Description of problem: In the publicly accessible multi-tenant starter environments, users are intentionally restricted to 1 PVC, 2 CPUs, etc. The current KubeQuotaExceeded alert: '100 * kube_resourcequota{job="kube-state-metrics",type="used"} / ignoring(instance, job, type) kube_resourcequota{job="kube-state-metrics",type="hard"} > 90' will invariably alert if the user consumes their PVC. This results in potentially thousands of warnings like the following: alertname="KubeQuotaExceeded" endpoint="https-main" namespace="jmp-test15" pod="kube-state-metrics-b44488686-p54bf" resource="persistentvolumeclaims" resourcequota="object-counts" service="kube-state-metrics" severity="warning" CPU seems to be another culprit since in a project limited to 2 CPUs, a user will frequently explicitly allocate the CPUs among different pods. Version-Release number of selected component (if applicable): v3.10 How reproducible: 100% Steps to Reproduce: 1. Setup an object limit of 1 for PVCs and use that PVC in a project Actual results: The alert is impractical for low integer values. Expected results: This 90% alert should only be a threshold for directly measured / large float values. Restrict to actual resourcequota="object-counts" with hard limits > 10 ? Additional info: I realize there are way to quiet this alert in the starter environment, but since this alert is general purpose, I wanted to suggest that it was not generally applicable in its current form.
We should only make this alert apply to OpenShift components by default, in those cases we do want to know when we are approaching 100% quota (if any are set in the first place). We need to evaluate whether we can still accomplish this for 3.11, I'm putting this into 3.11 for now, but it has low priority, compared to other issues as Alertmanager routes can be chosen to avoid the noise (not great, but a solution for the time being).

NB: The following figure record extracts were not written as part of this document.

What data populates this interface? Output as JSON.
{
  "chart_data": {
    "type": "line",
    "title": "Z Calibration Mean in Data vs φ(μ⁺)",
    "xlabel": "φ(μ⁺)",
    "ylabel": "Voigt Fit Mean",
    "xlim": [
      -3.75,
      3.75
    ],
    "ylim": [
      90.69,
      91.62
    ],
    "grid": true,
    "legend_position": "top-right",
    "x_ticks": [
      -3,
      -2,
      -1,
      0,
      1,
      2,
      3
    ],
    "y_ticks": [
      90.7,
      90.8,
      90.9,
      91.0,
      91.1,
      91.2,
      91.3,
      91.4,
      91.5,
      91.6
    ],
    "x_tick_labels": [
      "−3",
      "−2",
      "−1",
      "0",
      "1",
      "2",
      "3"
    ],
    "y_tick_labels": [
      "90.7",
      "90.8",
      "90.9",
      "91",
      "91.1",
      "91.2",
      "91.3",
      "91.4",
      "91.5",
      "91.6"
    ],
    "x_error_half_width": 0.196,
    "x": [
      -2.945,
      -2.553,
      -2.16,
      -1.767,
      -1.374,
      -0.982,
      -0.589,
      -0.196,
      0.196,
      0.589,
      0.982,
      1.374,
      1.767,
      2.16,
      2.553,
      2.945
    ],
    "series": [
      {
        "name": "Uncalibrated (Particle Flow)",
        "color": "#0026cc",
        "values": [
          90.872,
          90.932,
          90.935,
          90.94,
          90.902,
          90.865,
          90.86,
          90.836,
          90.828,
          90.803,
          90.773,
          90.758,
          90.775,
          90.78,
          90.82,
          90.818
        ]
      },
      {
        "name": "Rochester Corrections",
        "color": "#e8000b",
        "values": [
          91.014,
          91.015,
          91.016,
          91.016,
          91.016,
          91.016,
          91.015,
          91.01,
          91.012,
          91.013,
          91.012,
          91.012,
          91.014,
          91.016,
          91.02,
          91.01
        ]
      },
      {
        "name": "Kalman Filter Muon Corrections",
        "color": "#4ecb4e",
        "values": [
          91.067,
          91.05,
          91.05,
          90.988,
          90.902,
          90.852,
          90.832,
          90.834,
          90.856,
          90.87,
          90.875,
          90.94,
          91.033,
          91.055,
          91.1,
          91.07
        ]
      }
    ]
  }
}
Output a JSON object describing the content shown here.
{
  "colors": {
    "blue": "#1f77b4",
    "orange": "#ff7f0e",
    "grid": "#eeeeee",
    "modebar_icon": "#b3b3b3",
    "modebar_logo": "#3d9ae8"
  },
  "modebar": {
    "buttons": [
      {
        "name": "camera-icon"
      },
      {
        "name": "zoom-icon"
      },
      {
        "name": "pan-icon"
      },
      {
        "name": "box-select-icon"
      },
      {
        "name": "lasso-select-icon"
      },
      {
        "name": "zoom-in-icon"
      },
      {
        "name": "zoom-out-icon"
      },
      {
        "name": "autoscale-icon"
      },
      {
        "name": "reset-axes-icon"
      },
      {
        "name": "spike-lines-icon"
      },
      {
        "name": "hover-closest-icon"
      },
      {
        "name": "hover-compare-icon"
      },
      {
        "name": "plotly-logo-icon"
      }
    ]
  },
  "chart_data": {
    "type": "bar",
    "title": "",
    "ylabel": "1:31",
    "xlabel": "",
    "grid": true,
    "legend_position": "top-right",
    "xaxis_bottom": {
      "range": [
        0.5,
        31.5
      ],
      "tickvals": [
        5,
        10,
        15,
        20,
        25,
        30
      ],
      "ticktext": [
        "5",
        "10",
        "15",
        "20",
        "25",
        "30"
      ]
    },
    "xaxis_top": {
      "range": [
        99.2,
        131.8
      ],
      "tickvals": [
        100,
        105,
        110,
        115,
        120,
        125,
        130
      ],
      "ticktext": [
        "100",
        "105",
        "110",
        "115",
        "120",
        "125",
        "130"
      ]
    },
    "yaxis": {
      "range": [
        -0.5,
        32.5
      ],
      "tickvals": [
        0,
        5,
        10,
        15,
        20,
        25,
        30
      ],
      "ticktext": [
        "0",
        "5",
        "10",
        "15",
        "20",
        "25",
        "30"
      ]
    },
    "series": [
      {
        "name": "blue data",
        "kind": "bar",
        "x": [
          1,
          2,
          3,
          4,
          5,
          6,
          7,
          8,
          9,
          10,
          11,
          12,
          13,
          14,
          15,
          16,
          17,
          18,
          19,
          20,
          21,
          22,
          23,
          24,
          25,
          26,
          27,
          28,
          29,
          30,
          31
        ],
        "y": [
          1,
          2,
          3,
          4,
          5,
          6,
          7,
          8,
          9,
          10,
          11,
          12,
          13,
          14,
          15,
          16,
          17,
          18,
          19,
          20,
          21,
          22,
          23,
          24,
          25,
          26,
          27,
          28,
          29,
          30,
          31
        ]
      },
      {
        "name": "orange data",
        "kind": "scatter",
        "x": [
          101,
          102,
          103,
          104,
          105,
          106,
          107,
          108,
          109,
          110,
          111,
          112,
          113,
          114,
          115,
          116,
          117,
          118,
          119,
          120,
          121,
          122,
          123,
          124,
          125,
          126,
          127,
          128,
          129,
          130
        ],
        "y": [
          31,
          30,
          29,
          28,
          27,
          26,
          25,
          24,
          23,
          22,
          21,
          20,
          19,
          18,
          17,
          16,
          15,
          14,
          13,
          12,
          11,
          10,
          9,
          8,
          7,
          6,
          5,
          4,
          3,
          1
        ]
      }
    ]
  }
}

This has been fixed in this PR: https://github.com/openshift/cluster-monitoring-operator/pull/88
The PR has been merged. Please verify.
Tested with ose-cluster-monitoring-operator:v3.11.7, no KubeQuotaExceeded alert for user project in oso starter env, the alert only applied to openshift.*|kube.*|default|logging project
Closing bugs that were verified and targeted for GA but for some reason were not picked up by errata. This bug fix should be present in current 3.11 release content.